The case revolves around a 1977 state law that says, “”a child born to a married woman as a result of artificial insemination, with consent of the married woman’s husband, is deemed to be the legitimate child of the husband and wife.” The trial court judge decided that use of the word “husband” excludes women; therefore only the biological mother has parental rights and her spouse (or ex-spouse) has none. The ruling is on appeal and Slatery’s brief basically contends the judge was wrong; that the U.S. Supreme Court ruling means state laws are “invalid to the extent they exclude same-sex couples from civil marriage on the same terms and conditions as opposite-sex couples.”
Fowler’s review of new filing – including the subhead “Legislators to the rescue” — is HERE. The Nashville Post’s Cari Wade Gervin has a report HERE, which includes from Fowler comments. An excerpt from the latter:
The Knoxville couple, Erica and Sabrina Witt, were legally married in Washington, D.C., before the U.S. Supreme Court’s Obergefell v. Hodges ruling legalizing gay marriage everywhere — which meant when their child was born in Tennessee, as the non-biological parent, Erica’s name was not placed on the birth certificate.
…Slatery’s interpretation has infuriated FACT president David Fowler, who, when announcing the new motion Friday, ranted about judges as “a black-robed oligarchy.”

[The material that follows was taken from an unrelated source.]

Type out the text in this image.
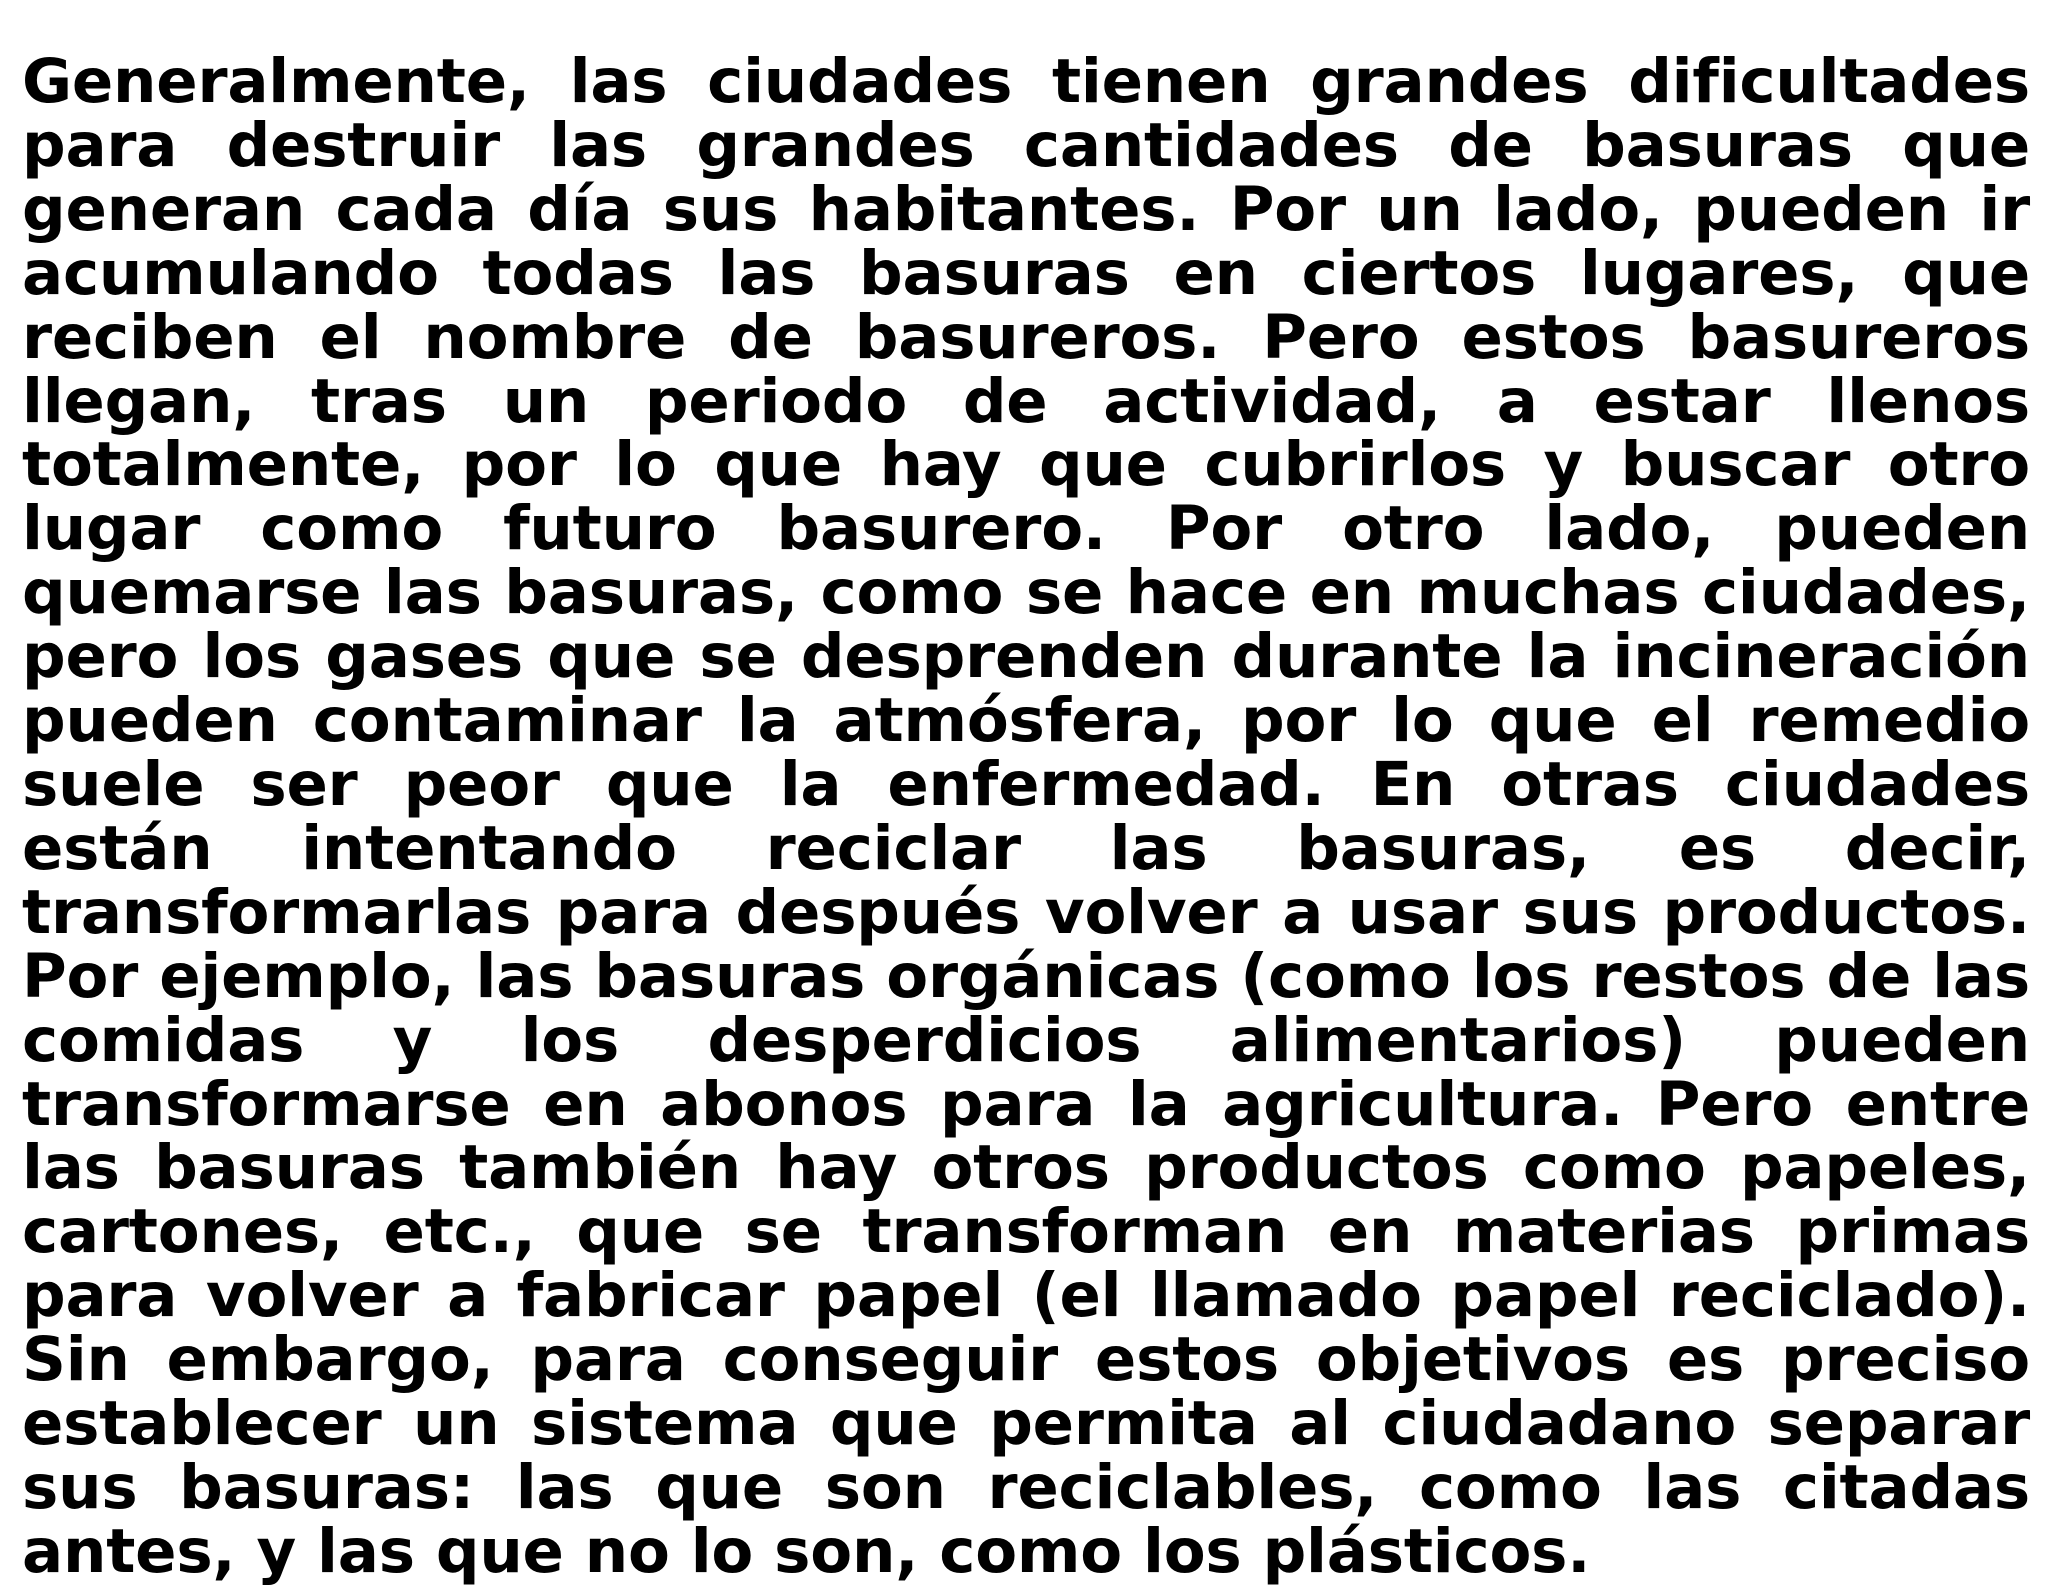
Generalmente, las ciudades tienen grandes dificultades para destruir las grandes cantidades de basuras que generan cada día sus habitantes. Por un lado, pueden ir acumulando todas las basuras en ciertos lugares, que reciben el nombre de basureros. Pero estos basureros llegan, tras un periodo de actividad, a estar llenos totalmente, por lo que hay que cubrirlos y buscar otro lugar como futuro basurero. Por otro lado, pueden quemarse las basuras, como se hace en muchas ciudades, pero los gases que se desprenden durante la incineración pueden contaminar la atmósfera, por lo que el remedio suele ser peor que la enfermedad. En otras ciudades están intentando reciclar las basuras, es decir, transformarlas para después volver a usar sus productos. Por ejemplo, las basuras orgánicas (como los restos de las comidas y los desperdicios alimentarios) pueden transformarse en abonos para la agricultura. Pero entre las basuras también hay otros productos como papeles, cartones, etc., que se transforman en materias primas para volver a fabricar papel (el llamado papel reciclado). Sin embargo, para conseguir estos objetivos es preciso establecer un sistema que permita al ciudadano separar sus basuras: las que son reciclables, como las citadas antes, y las que no lo son, como los plásticos.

“What our attorney general seems not to understand is that substituting the word ‘spouse’ for the word ‘husband’ is a change in the underlying public policy reflected in the statute. It is a change from a belief that complementarity exists between the biological sexes and that it has value in the nurture of a child to a belief that there either is no complementarity between the sexes or, if there is, it makes no difference in the life of a child,” Fowler wrote.
…The motion to intervene states, in part, that the legislators “interest will be impeded, impaired, restricted, and/or nullified” if “the Court intrudes on the policy prerogatives constitutionally committed to Movant-Intervenors by (a) determining for itself whether the complementarity of male and female is legally irrelevant and of no policy regard with respect to the interests, nurture, and well-being of the children of this state (b) applying that determination to the statute in such a way as to deprive children of the influence and nurture of a father, and (c) thereby establishing a juridical principle erasing the significance of the difference between mothers and father that is anti-historical, of far-reaching legal and policy consequence, and contrary to legislative intention.”